もう、熊なんか嫌だ、違う動物になる!と言って走って行ってしましました。
最初に違う動物になろうと挑戦したのは、ハタリスでした。
しかし、ハタリスのように口笛を吹いても面白くないと思い諦めます。
次はトナカイです、しかしトナカイのように早く走っても楽しくないと考えて諦めます。
次はカモです、それも飛んだり水に潜るのは楽しくないと諦めます。
どんな事も楽しくないと理由をつけて、諦めてそまっていると考えるのがただしいのでしょうか?それとも子熊の本能がやめておけと忠告してくれているので楽しくないのでしょうか?

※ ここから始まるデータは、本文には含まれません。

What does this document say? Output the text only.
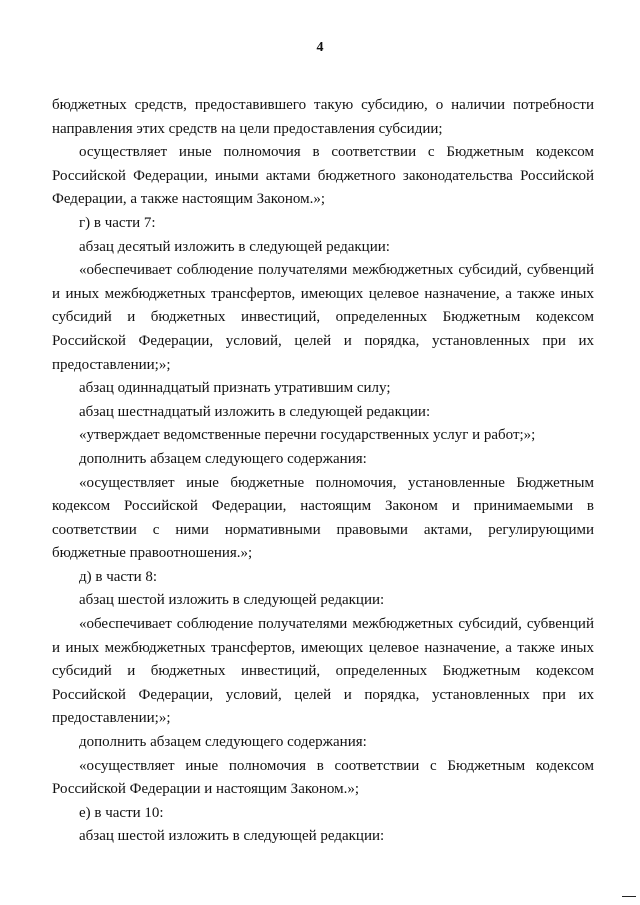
4

бюджетных средств, предоставившего такую субсидию, о наличии потребности направления этих средств на цели предоставления субсидии;

осуществляет иные полномочия в соответствии с Бюджетным кодексом Российской Федерации, иными актами бюджетного законодательства Российской Федерации, а также настоящим Законом.»;

г) в части 7:

абзац десятый изложить в следующей редакции:

«обеспечивает соблюдение получателями межбюджетных субсидий, субвенций и иных межбюджетных трансфертов, имеющих целевое назначение, а также иных субсидий и бюджетных инвестиций, определенных Бюджетным кодексом Российской Федерации, условий, целей и порядка, установленных при их предоставлении;»;

абзац одиннадцатый признать утратившим силу;

абзац шестнадцатый изложить в следующей редакции:

«утверждает ведомственные перечни государственных услуг и работ;»;

дополнить абзацем следующего содержания:

«осуществляет иные бюджетные полномочия, установленные Бюджетным кодексом Российской Федерации, настоящим Законом и принимаемыми в соответствии с ними нормативными правовыми актами, регулирующими бюджетные правоотношения.»;

д) в части 8:

абзац шестой изложить в следующей редакции:

«обеспечивает соблюдение получателями межбюджетных субсидий, субвенций и иных межбюджетных трансфертов, имеющих целевое назначение, а также иных субсидий и бюджетных инвестиций, определенных Бюджетным кодексом Российской Федерации, условий, целей и порядка, установленных при их предоставлении;»;

дополнить абзацем следующего содержания:

«осуществляет иные полномочия в соответствии с Бюджетным кодексом Российской Федерации и настоящим Законом.»;

е) в части 10:

абзац шестой изложить в следующей редакции:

どれもこれもすぐに止めてしまう事に、諦めが早すぎると感じるのが正しいのか、見切りが早いと考えるのが正しいのでしょうか?
わかりかねます…
そうこうしていると、子熊を母熊が迎えに来てくれます。
何になったの?と優しく訊き出す母熊。
このような態度がとれるのも、結果の分かっている事柄だからこその優しさなのでしょうか?
それとも自愛に満ちた母の愛情なのでしょうか?
なににもならなかった、くまがいい!と答えた子熊に対して母熊は
それは よかったね
絵本 きかんぼうのこぐま より引用
と優しく答えます。
子供が間違った道へ進まなかった事への安堵なのか、子供に対する愛情なのか、優しさのあふれる母熊の言葉でした。
親子の熊のやり取りを、直接読みたい場合は
きかんぼうのこぐま 再話 V・グロツェル G・スネギリョフ アジア・エスキモーの昔話
訳 松谷さやか 絵 おくはらゆめ
こどものとも年中向き 2022年2月号 通巻431号 福音館書店
を是非読んでみてください。
皆様には、どの様な新しい響きがあるのか楽しみです。